BÖLÜM 2- "YOKLUK"

286 26 3
                                    

YOKLUK

Yokluk , o donduran buz , o söndüren karanlık;
Büsbütün bilgisizlik ve tam bir unutkanlık
.

-Necip Fazıl KISAKÜREK


Bir baba.Nasıl tanımlanabilir hiç bilmiyorum.Yokluğu buz gibi bazen ise cehennem..Abartmıyorum.

Babam öldüğünde 14 yaşındaydım.Yaşadığıma her dakika lanet ettiğim günler.

Kendime gelmem gerçekten uzun zaman almıştı.Evde tek bir kişinin varlığına alışınca birden hayatından yok oluşu insanı mahvediyor.Hani durup dururken insanın kursağında bir ağrı oluşur ya; uzun bir süre ben o ağrıyı yenmek için mücadele ettim.

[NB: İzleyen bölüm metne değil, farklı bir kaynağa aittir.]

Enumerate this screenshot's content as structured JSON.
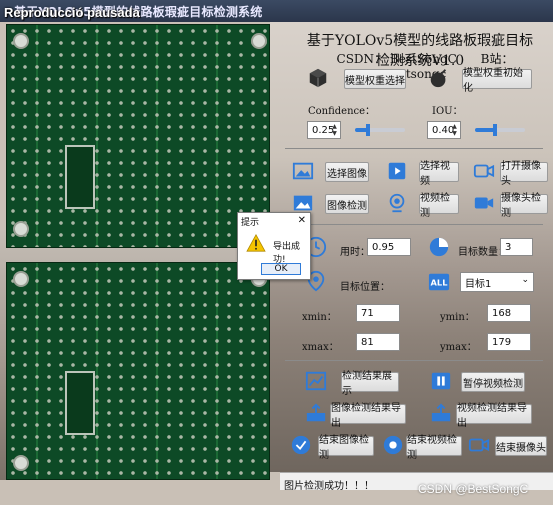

Günlerce mezarlıkta , babamdan bir yanıt bekledim. Cevap alamadığım her an ona kızdım , bağırdım , çağırdım . Hiçbirine bir cevap vermedi..

Annem mi? Babamın ölümünden nedense hep onu suçlu tuttum.Bir şey yapmadığından değil. O gece annem babamı evden kovmasaydı , belkide babam sabah eve dönebilecekti.

Lanet olasıca kısançlık duyguları.Annem babamı çok kıskanıyordu.Abartabildiğim kadar abartmalıyım çünkü gerçekten çok kıskanıyordu.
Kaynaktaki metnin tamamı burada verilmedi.